@incollection{bemer_print_1957,
	address = {Philadelphia, PA},
	series = {Journal of the {Franklin} {Institute} {Monograph}},
	title = {Print 1 — {An} {Automatic} {Coding} {System} for the {IBM} 705},
	number = {3},
	booktitle = {Automatic {Coding}: {Proceedings} of the {Symposium} on {Automatic} {Coding}, {January} 24-25, {Franklin} {Institute}, {Philadelphia}},
	publisher = {The Franklin Institute},
	author = {Bemer, Robert W.},
	month = apr,
	year = {1957},
	pages = {29--38}
}

Coding efficiency and time savings. At Westinghouse Electric, a magnetic field parameter study was coded in a week using 1300 IBM 705 operation code instructions. After a day’s instruction in the PRINT 1 automatic coding system for the IBM 705, the same programmer recoded the program in twenty minutes using only sixty instructions. This suggests a ratio of forty to one between IBM 705 operation code instructions and PRINT 1 autocoding instructions, and a ratio of one hundred hours to one. Although this might be an exceptional case, other reports suggest “that detailed coding (not programming) effort may be reduced by a factor of 10 through the use of this and other modern automatic coding systems such as FORTRAN, the Carnegie Tech Compiler, BACAIC, B-Zero and OMNICODE” (30).

Instructional efficiency. Two employees of National Supply without any computer experience attended the PRINT 1 training class at Westinghouse and were able to write successful programs in PRINT 1 without ever having learned any IBM 705 operation codes (30).

Nomenclature. “Certain definitions are adopted from the 704 FORTRAN system in order to understand the hybrid operation of the PRINT system. A program written in the synthetic automatic coding language is called a ‘source’ program. It is processed by a translator to produce an ‘object’ program, which may be produced in either a machine language form, a still symbolic intermediate language such as that of an assembly program, or pseudo-instructions for minimum interpretation. PRINT falls into the last category” (35).

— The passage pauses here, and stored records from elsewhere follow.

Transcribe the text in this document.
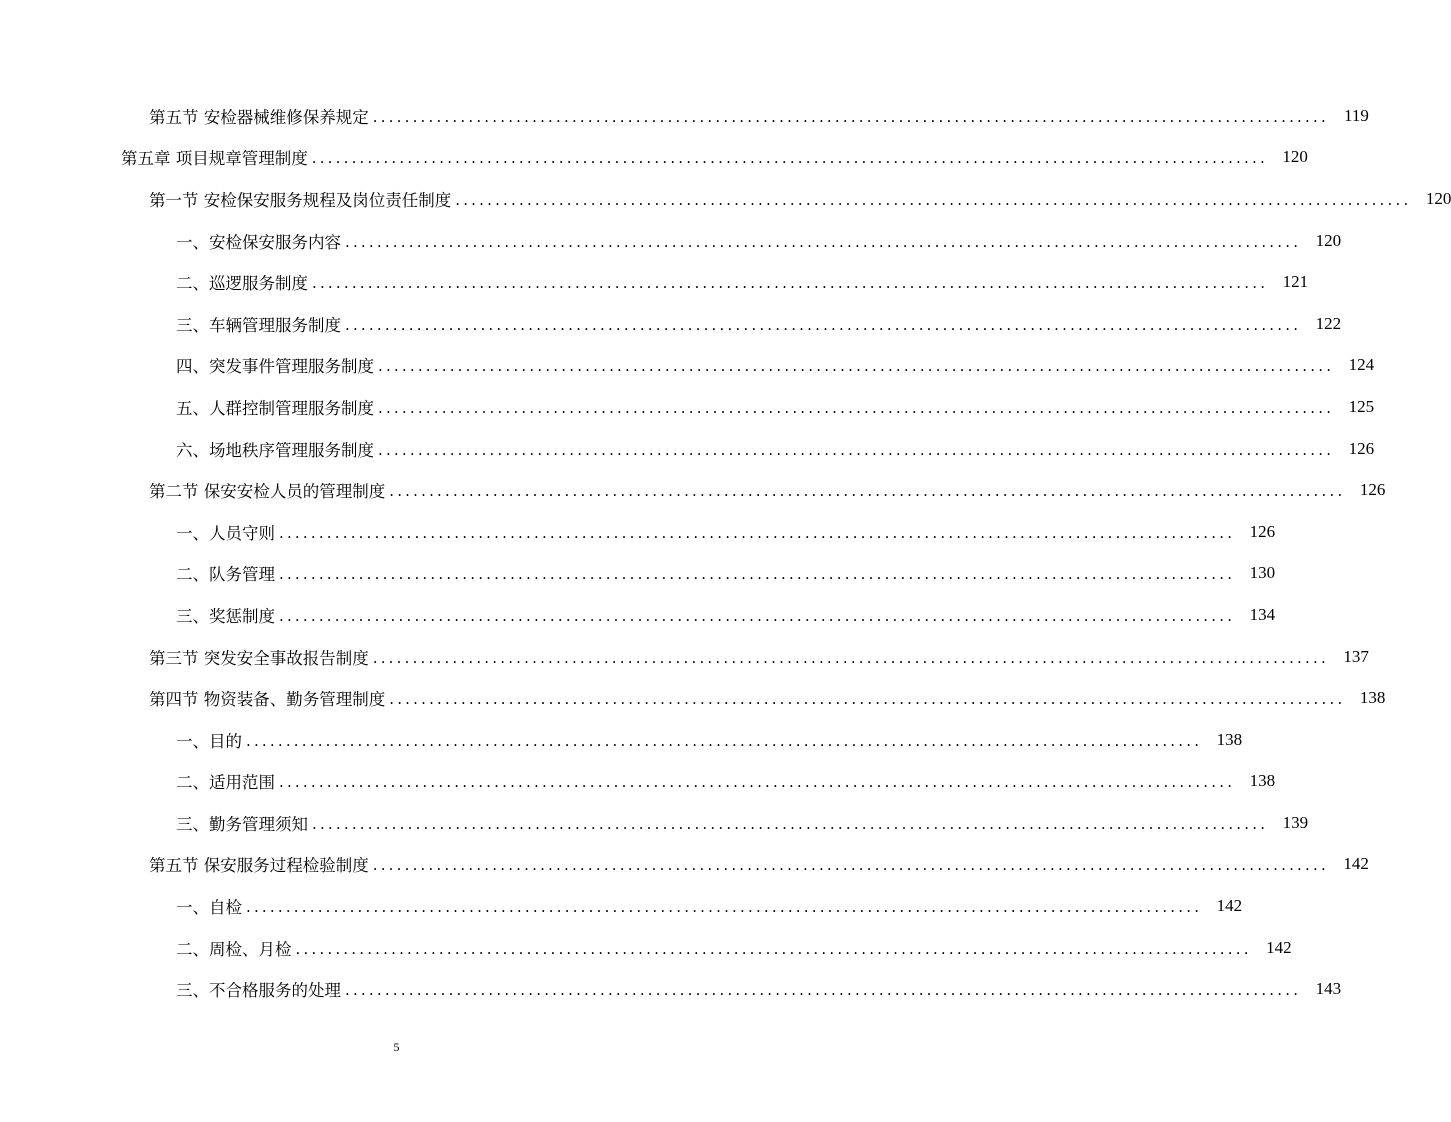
第五节 安检器械维修保养规定 ........................................................................................................................ 119
第五章 项目规章管理制度 ........................................................................................................................ 120
第一节 安检保安服务规程及岗位责任制度 ........................................................................................................................ 120
一、安检保安服务内容 ........................................................................................................................ 120
二、巡逻服务制度 ........................................................................................................................ 121
三、车辆管理服务制度 ........................................................................................................................ 122
四、突发事件管理服务制度 ........................................................................................................................ 124
五、人群控制管理服务制度 ........................................................................................................................ 125
六、场地秩序管理服务制度 ........................................................................................................................ 126
第二节 保安安检人员的管理制度 ........................................................................................................................ 126
一、人员守则 ........................................................................................................................ 126
二、队务管理 ........................................................................................................................ 130
三、奖惩制度 ........................................................................................................................ 134
第三节 突发安全事故报告制度 ........................................................................................................................ 137
第四节 物资装备、勤务管理制度 ........................................................................................................................ 138
一、目的 ........................................................................................................................ 138
二、适用范围 ........................................................................................................................ 138
三、勤务管理须知 ........................................................................................................................ 139
第五节 保安服务过程检验制度 ........................................................................................................................ 142
一、自检 ........................................................................................................................ 142
二、周检、月检 ........................................................................................................................ 142
三、不合格服务的处理 ........................................................................................................................ 143
5
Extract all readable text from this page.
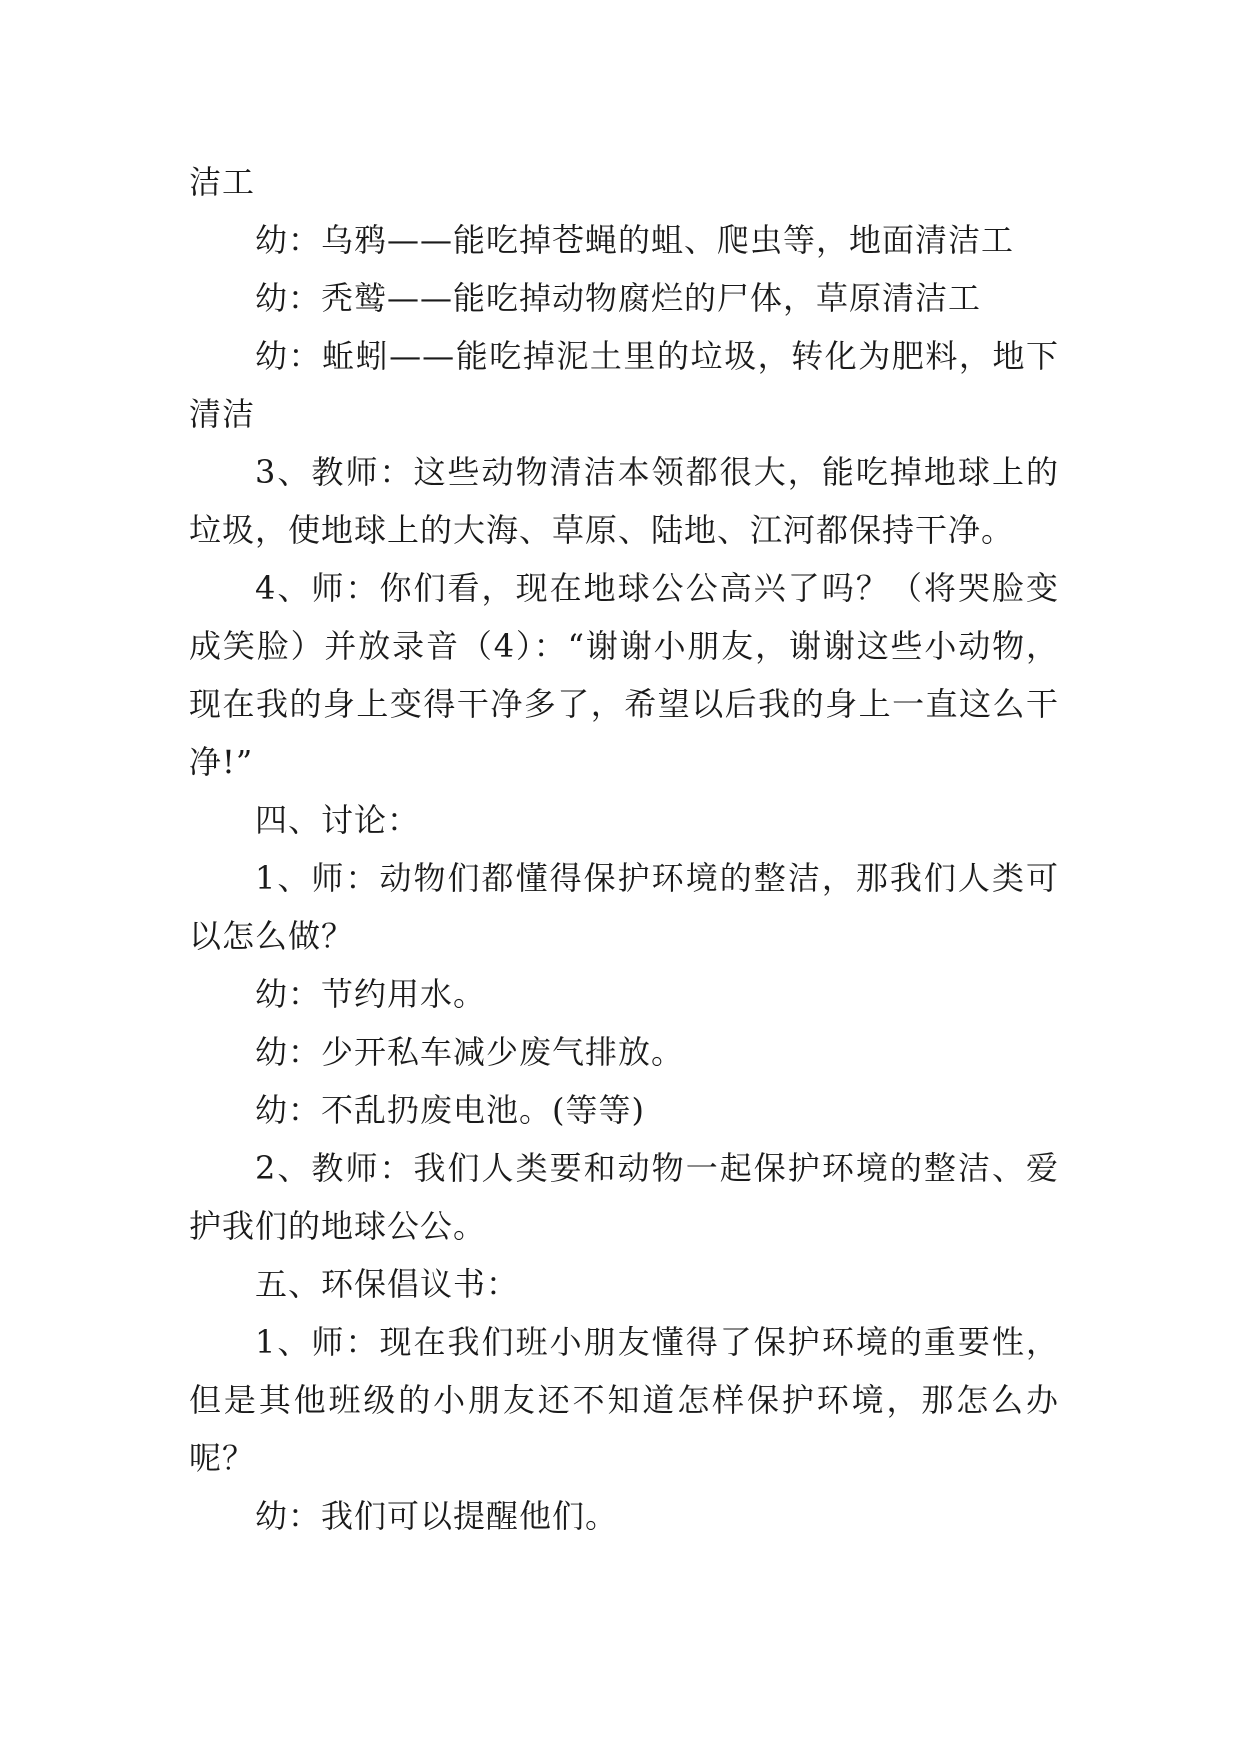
洁工

幼：乌鸦——能吃掉苍蝇的蛆、爬虫等，地面清洁工

幼：秃鹫——能吃掉动物腐烂的尸体，草原清洁工

幼：蚯蚓——能吃掉泥土里的垃圾，转化为肥料，地下清洁

3、教师：这些动物清洁本领都很大，能吃掉地球上的垃圾，使地球上的大海、草原、陆地、江河都保持干净。

4、师：你们看，现在地球公公高兴了吗？（将哭脸变成笑脸）并放录音（4）：“谢谢小朋友，谢谢这些小动物，现在我的身上变得干净多了，希望以后我的身上一直这么干净!”

四、讨论：

1、师：动物们都懂得保护环境的整洁，那我们人类可以怎么做？

幼：节约用水。

幼：少开私车减少废气排放。

幼：不乱扔废电池。(等等)

2、教师：我们人类要和动物一起保护环境的整洁、爱护我们的地球公公。

五、环保倡议书：

1、师：现在我们班小朋友懂得了保护环境的重要性，但是其他班级的小朋友还不知道怎样保护环境，那怎么办呢？

幼：我们可以提醒他们。
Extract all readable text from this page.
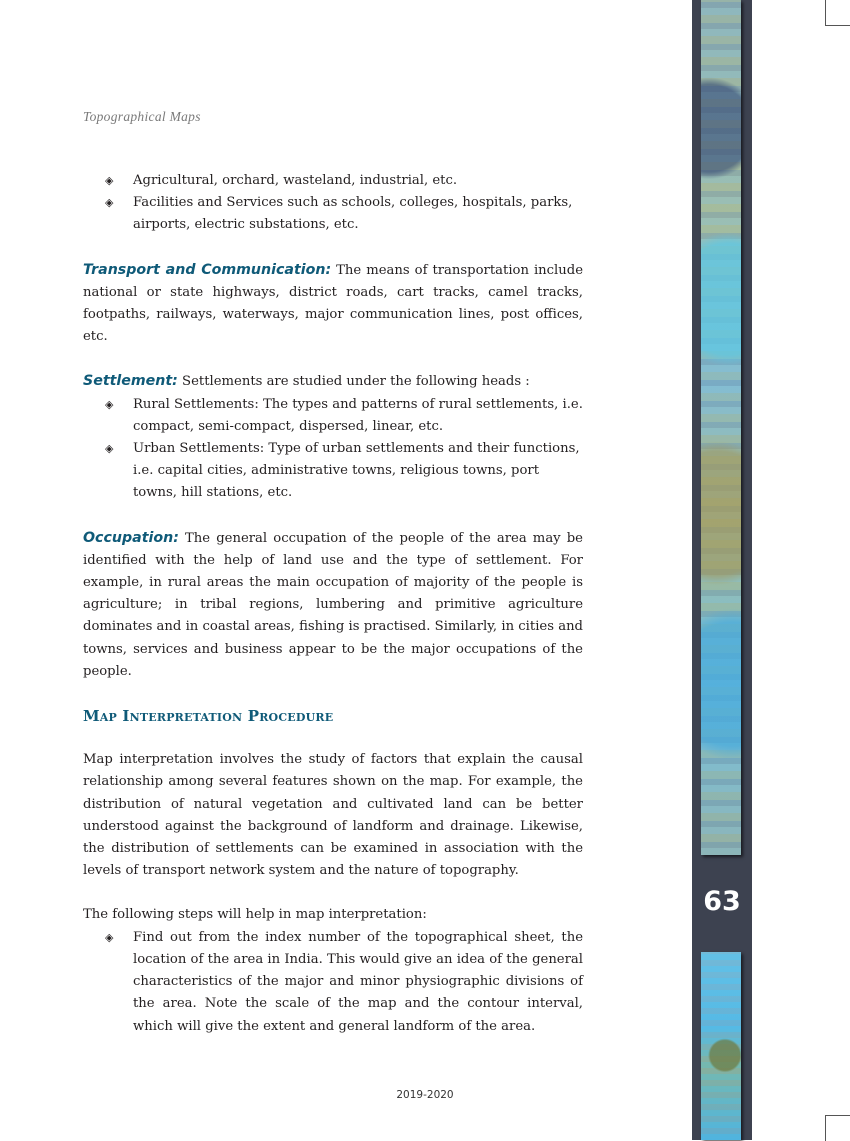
Topographical Maps
◈ Agricultural, orchard, wasteland, industrial, etc.
◈ Facilities and Services such as schools, colleges, hospitals, parks, airports, electric substations, etc.

Transport and Communication: The means of transportation include national or state highways, district roads, cart tracks, camel tracks, footpaths, railways, waterways, major communication lines, post offices, etc.

Settlement: Settlements are studied under the following heads :

◈ Rural Settlements: The types and patterns of rural settlements, i.e. compact, semi-compact, dispersed, linear, etc.
◈ Urban Settlements: Type of urban settlements and their functions, i.e. capital cities, administrative towns, religious towns, port towns, hill stations, etc.

Occupation: The general occupation of the people of the area may be identified with the help of land use and the type of settlement. For example, in rural areas the main occupation of majority of the people is agriculture; in tribal regions, lumbering and primitive agriculture dominates and in coastal areas, fishing is practised. Similarly, in cities and towns, services and business appear to be the major occupations of the people.

Map Interpretation Procedure

Map interpretation involves the study of factors that explain the causal relationship among several features shown on the map. For example, the distribution of natural vegetation and cultivated land can be better understood against the background of landform and drainage. Likewise, the distribution of settlements can be examined in association with the levels of transport network system and the nature of topography.

The following steps will help in map interpretation:

◈ Find out from the index number of the topographical sheet, the location of the area in India. This would give an idea of the general characteristics of the major and minor physiographic divisions of the area. Note the scale of the map and the contour interval, which will give the extent and general landform of the area.
2019-2020
63
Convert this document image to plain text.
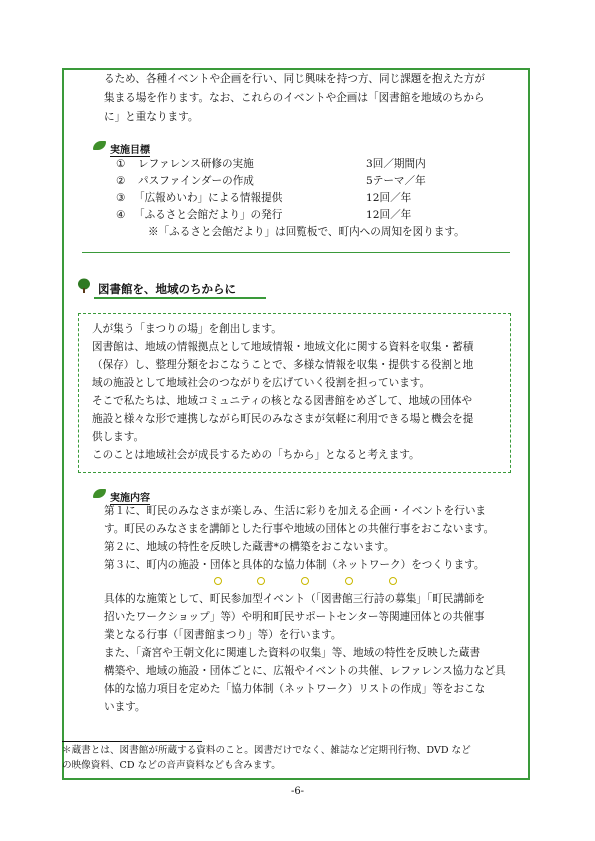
るため、各種イベントや企画を行い、同じ興味を持つ方、同じ課題を抱えた方が
集まる場を作ります。なお、これらのイベントや企画は「図書館を地域のちから
に」と重なります。
実施目標
① レファレンス研修の実施	3回／期間内
② パスファインダーの作成	5テーマ／年
③ 「広報めいわ」による情報提供	12回／年
④ 「ふるさと会館だより」の発行	12回／年
※「ふるさと会館だより」は回覧板で、町内への周知を図ります。
図書館を、地域のちからに
人が集う「まつりの場」を創出します。
図書館は、地域の情報拠点として地域情報・地域文化に関する資料を収集・蓄積
（保存）し、整理分類をおこなうことで、多様な情報を収集・提供する役割と地
域の施設として地域社会のつながりを広げていく役割を担っています。
そこで私たちは、地域コミュニティの核となる図書館をめざして、地域の団体や
施設と様々な形で連携しながら町民のみなさまが気軽に利用できる場と機会を提
供します。
このことは地域社会が成長するための「ちから」となると考えます。
実施内容
第１に、町民のみなさまが楽しみ、生活に彩りを加える企画・イベントを行いま
す。町民のみなさまを講師とした行事や地域の団体との共催行事をおこないます。
第２に、地域の特性を反映した蔵書*の構築をおこないます。
第３に、町内の施設・団体と具体的な協力体制（ネットワーク）をつくります。
具体的な施策として、町民参加型イベント（「図書館三行詩の募集」「町民講師を
招いたワークショップ」等）や明和町民サポートセンター等関連団体との共催事
業となる行事（「図書館まつり」等）を行います。
また、「斎宮や王朝文化に関連した資料の収集」等、地域の特性を反映した蔵書
構築や、地域の施設・団体ごとに、広報やイベントの共催、レファレンス協力など具
体的な協力項目を定めた「協力体制（ネットワーク）リストの作成」等をおこな
います。
＊蔵書とは、図書館が所蔵する資料のこと。図書だけでなく、雑誌など定期刊行物、DVD など
の映像資料、CD などの音声資料なども含みます。
-6-
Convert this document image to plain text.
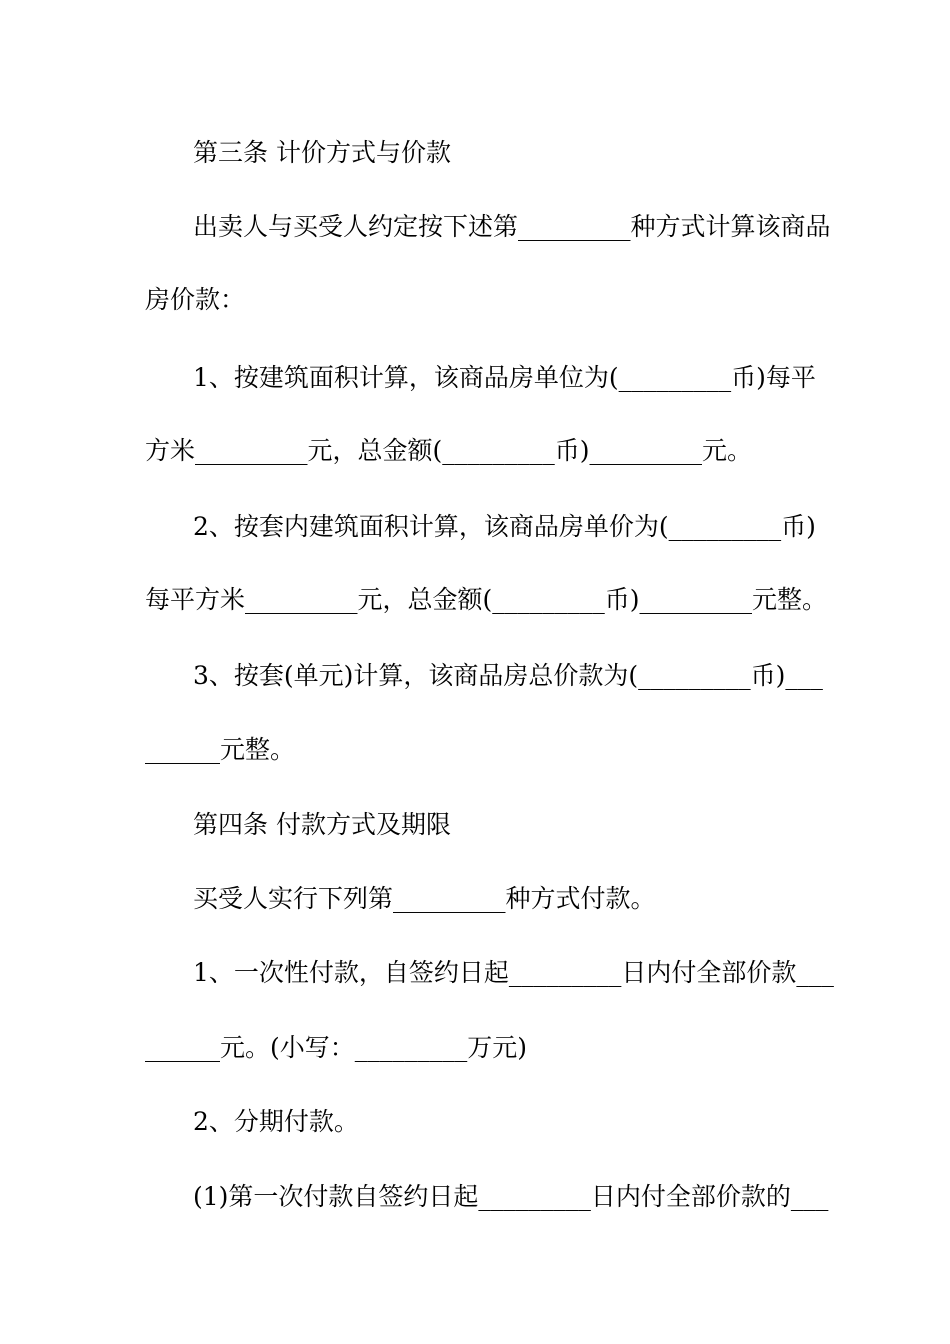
第三条 计价方式与价款
出卖人与买受人约定按下述第_________种方式计算该商品
房价款：
1、按建筑面积计算，该商品房单位为(_________币)每平
方米_________元，总金额(_________币)_________元。
2、按套内建筑面积计算，该商品房单价为(_________币)
每平方米_________元，总金额(_________币)_________元整。
3、按套(单元)计算，该商品房总价款为(_________币)___
______元整。
第四条 付款方式及期限
买受人实行下列第_________种方式付款。
1、一次性付款，自签约日起_________日内付全部价款___
______元。(小写：_________万元)
2、分期付款。
(1)第一次付款自签约日起_________日内付全部价款的___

PRINT itself. “Although interpretive in execution, meaning that the required machine language instructions have certain portions fabricated while the problem is running, PRINT is not equivalent to the usual interpretive program of early days in computers. PRINT language is freely and descriptively symbolic, much the same as any compiler, and instructions do not bear a recognizable resemblance to the object pseudo-instructions produced by the pre-editing, or translating, process. Thus the name — PRe-edited INTerpretive. Pre-editing does both assembly and conversion of all components of the synthetic instruction to a pseudo-instruction in a form most rapidly used at execution time” (35).